The current annual cost of private school amounts to £40k p.a. for the two kids.  The couple simplistically consider the total sum required until the children reach age 18 is £440k.  This makes no allowance for inflation, let alone school fee inflation, but they don’t seem concerned about that. They had also been imagining leaving these funds in a cash savings account, rather than investing it in more productive assets.  In theory these two assumptions feel like mistakes which will at least partially cancel each other out

The rub is that the amount of money they think they need would leave insufficient funds for my friend to buy their own home in the desired area. My friend wants to agree some cost-sharing agreement going forward, and not provide for all the future fees now, in order to fund a better house now.  The other half wants to ringfence sufficient provision now, in some form of trust or dual signatory arrangement. I think they will agree to ringfence now, but they aren’t sure of how best to do it.

My friend has asked me for advice because they are intrigued by my recent ‘discovery’ of margin loans, and they are asking me whether they could ringfence a capital pot but then release some of it via a margin loan to buy the home she wants.

I’ve been pondering what they could do to optimise for security, taxes, risks, and don’t have a clear view on what these friends should do. It is in theory a simpler problem than providing for one’s retirement, because the timescale is clearer. But I still don’t see an obvious solution.  I’d welcome suggestions via comments below.

At the moment my thinking is as follows.

I think some form of trust will be helpful, it it can ensure that any investment income is either tax-free or is in the childrens’ names.I don’t know for sure if this is possible; I believe if a third party (eg grandparent) funds the trust it is, but not if the parents fund it.
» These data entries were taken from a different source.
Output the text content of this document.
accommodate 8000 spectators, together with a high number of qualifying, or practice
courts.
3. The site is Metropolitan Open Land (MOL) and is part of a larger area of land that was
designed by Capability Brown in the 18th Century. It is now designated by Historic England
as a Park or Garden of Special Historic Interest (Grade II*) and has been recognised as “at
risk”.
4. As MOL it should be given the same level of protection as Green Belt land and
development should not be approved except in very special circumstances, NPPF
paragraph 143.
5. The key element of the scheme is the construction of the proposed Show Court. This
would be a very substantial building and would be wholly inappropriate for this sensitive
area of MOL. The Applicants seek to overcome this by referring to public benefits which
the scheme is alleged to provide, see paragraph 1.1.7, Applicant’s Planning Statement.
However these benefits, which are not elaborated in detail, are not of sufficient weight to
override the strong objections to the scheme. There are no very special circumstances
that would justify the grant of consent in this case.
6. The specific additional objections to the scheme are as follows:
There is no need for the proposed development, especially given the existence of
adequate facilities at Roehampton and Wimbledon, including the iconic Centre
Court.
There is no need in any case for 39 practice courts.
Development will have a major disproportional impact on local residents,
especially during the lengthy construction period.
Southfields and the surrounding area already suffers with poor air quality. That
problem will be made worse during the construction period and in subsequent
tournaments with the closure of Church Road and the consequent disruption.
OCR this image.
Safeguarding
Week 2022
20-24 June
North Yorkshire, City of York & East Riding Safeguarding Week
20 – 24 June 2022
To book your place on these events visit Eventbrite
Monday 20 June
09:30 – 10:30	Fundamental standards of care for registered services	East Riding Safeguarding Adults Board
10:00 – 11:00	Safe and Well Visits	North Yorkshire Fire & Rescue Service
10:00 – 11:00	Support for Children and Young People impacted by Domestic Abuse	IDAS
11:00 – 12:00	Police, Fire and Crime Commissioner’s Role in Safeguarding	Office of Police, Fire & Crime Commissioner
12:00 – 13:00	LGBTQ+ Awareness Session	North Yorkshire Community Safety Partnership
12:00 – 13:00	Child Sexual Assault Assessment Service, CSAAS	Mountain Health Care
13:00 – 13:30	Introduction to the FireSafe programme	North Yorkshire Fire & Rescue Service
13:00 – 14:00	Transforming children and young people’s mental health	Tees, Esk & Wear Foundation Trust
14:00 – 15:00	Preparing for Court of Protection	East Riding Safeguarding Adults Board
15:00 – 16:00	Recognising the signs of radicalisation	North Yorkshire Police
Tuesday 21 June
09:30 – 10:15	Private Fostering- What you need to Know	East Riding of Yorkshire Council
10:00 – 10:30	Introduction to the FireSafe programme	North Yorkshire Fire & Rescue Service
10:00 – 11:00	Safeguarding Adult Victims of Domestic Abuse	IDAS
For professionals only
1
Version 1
Does anybody know how this works? And what would it cost to run, each year?  I am assuming it could be managed for less than £2k per year.  Is this a reasonable assumption?

One approach for a ‘school fees fund’ would be to invest the trust’s funds into a conservative investment portfolio of UK-based assets, with an income bias.  For the sake of argument this might be 10:60:30 cash:fixed income:equities, with a target yield of 4%. This couple aren’t experienced investors (tho have both worked in the City for years) so my advice would be to choose a pair of ETFs/Unit Trusts from Vanguard/iShares/similar.

A margin loan against this school fees fund is probably not that helpful because as the school fees fund depletes the loan will trigger margin calls.

Another approach is to invest in a long-term asset such as a commercial property with say a 20 year RPI-linked lease.  This holding could be mortgaged, at perhaps 60% loan to value.  On this basis perhaps they could invest in a £1m (inc taxes) property yielding say 6% (is this still possible?  It used to be), borrow £600k of that at say 4%, and be left with about £30k of income for 20 years and an asset at the end of it.  However the mortgage needs to be repaid and there are some ongoing management costs.

There was a time that zero coupon bonds might have been an interesting solution but I haven’t heard about those for ages. Are they worth looking into?

One kicker they should look into might be to pre-pay school fees some years in advance. This fixes the fee and can, in some schools’ case, result in a hefty pre-payment discount too.

I’d love thoughts and suggestions that I can pass to my friend. What advice would you give this couple?